Temeraire could not be pleased to see Napoleon, and still less Lien, but that did not mean feeling the least unhappiness at the oversetting of the ceremony. He felt Iskierka had deserved any amount of discomfiture. He flattened back his ruff as Maila came winging down to the courtyard to see her, and threw a scornful look her way. “I hope,” he said loudly, “that no self-respecting dragon would abase themselves, by pleading with the representative of a foreign nation, only from disappointment.”

 

“Oh!” said Iskierka, “I do not plead, with anyone,” and Temeraire had to do her justice: she received Maila very coolly, and only grew more so when he began to sidle around talking of Napoleon’s dramatic arrival, and how it must alter their immediate plans—how the Flammes-de-Gloire had been demonstrating the range of their own fire-breath, that afternoon—how Lien was a most unusual beast, and clearly blessed by the gods because of her remarkable coloration—

 

“You might try your luck with her,” Temeraire said, not even bothering to pretend that he was not listening in, “perhaps she will have eggs for you; but I should not expect it, myself.”

 

Maila huffed out his neck-collar feathers and said, “Lien has explained she is not able to have eggs, with a dragon so distant from her own ancestry—that Celestial dragons cannot be crossed with other kinds.

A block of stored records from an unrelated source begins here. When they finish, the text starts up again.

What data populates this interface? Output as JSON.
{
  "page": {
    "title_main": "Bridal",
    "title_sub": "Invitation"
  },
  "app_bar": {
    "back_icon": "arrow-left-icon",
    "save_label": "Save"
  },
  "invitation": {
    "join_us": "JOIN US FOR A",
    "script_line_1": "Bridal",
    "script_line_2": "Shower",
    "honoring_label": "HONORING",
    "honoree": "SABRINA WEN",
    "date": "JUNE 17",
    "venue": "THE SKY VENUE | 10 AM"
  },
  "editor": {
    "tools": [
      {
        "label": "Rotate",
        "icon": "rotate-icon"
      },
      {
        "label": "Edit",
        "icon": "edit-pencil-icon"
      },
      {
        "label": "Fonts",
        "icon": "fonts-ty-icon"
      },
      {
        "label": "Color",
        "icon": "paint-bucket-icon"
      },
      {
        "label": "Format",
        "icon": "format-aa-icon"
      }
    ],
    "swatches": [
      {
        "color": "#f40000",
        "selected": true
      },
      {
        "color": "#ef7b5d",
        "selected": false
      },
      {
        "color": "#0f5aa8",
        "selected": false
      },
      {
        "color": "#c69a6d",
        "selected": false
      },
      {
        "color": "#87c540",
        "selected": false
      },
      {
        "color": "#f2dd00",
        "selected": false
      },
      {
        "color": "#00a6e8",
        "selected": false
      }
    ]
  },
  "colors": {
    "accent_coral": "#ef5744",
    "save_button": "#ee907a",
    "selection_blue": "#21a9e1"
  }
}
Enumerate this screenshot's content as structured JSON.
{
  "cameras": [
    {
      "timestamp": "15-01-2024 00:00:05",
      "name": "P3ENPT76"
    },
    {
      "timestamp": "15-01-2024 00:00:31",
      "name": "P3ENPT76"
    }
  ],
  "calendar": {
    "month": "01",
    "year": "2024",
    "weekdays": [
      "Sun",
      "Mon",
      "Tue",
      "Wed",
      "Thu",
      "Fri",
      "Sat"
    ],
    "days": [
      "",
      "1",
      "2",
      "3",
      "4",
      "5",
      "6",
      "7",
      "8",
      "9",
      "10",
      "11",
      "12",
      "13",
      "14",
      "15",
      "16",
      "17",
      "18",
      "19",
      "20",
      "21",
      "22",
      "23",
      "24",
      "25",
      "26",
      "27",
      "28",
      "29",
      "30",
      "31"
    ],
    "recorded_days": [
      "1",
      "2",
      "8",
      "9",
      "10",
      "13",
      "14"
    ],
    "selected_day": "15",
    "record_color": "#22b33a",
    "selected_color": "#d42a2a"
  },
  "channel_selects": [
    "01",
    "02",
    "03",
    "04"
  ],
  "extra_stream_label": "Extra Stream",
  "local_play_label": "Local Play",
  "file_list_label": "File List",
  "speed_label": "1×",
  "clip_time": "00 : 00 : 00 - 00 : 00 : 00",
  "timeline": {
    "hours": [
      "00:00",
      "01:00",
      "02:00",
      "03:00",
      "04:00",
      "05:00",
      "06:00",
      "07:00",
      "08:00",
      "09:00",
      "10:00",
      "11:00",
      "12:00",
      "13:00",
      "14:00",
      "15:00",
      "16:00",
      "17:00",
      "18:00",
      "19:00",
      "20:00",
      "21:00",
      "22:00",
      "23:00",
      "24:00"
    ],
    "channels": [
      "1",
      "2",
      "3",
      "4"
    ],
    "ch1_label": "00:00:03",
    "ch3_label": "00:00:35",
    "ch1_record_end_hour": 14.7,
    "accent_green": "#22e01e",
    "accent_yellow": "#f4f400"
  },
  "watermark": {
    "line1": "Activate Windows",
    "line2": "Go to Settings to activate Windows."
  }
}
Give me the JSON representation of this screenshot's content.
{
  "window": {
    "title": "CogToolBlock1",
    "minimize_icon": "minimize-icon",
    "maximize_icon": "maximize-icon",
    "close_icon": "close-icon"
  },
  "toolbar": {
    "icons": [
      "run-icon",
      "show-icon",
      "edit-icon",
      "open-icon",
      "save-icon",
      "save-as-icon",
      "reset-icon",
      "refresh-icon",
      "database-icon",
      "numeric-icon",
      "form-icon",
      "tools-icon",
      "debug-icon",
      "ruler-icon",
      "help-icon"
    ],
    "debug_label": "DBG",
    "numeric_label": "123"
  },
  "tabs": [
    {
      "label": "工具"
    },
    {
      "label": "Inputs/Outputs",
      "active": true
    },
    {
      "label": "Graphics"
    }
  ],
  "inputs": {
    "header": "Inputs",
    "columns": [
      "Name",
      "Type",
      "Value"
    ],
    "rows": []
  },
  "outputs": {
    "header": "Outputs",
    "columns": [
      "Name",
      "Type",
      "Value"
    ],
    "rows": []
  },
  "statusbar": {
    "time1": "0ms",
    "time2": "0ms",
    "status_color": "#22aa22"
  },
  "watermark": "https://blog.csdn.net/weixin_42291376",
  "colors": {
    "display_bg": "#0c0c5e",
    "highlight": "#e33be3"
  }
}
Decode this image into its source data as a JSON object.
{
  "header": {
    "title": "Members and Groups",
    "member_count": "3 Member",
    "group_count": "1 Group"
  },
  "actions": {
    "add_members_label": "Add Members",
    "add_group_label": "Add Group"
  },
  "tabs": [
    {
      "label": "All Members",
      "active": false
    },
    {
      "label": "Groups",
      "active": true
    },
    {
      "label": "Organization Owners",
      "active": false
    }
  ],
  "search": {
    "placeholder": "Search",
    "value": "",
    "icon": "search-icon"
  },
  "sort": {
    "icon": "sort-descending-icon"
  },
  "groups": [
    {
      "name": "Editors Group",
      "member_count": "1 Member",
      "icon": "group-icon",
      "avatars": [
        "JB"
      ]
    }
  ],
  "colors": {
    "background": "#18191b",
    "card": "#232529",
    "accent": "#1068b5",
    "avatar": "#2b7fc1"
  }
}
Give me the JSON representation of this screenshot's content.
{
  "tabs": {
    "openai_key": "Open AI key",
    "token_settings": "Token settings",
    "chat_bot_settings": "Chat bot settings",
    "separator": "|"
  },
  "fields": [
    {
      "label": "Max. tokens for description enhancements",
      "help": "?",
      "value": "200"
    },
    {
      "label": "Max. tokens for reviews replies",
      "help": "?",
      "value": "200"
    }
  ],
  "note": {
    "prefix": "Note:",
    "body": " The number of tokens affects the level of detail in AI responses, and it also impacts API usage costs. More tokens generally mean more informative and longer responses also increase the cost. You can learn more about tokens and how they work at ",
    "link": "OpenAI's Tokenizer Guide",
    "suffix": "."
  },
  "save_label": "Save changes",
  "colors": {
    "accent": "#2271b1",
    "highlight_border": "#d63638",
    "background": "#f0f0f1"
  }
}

She does not wish to waste our time, or else she would be honored; that is why she has brought the fire-breathers, who are two dragons of her honor-guard. They will remain here, if we wish it, to form closer ties between our people.”

 

While Temeraire reeled back into silence, appalled, Iskierka snorted. “If you think a couple of ratty French beasts are as good as me,” she said, “only because they can breathe a little fire, then you are welcome to their company: I have better things to do with my time than to make a push for anyone, much less anyone so undiscriminating.”

 

“I do not!” Maila protested. “I do not think them your equal, at all: that is why I am here. I am only warning you. You must come and speak to Anahuarque; you must persuade her—she must marry Granby, and send this foreign Emperor away, not marry him and go across the ocean.”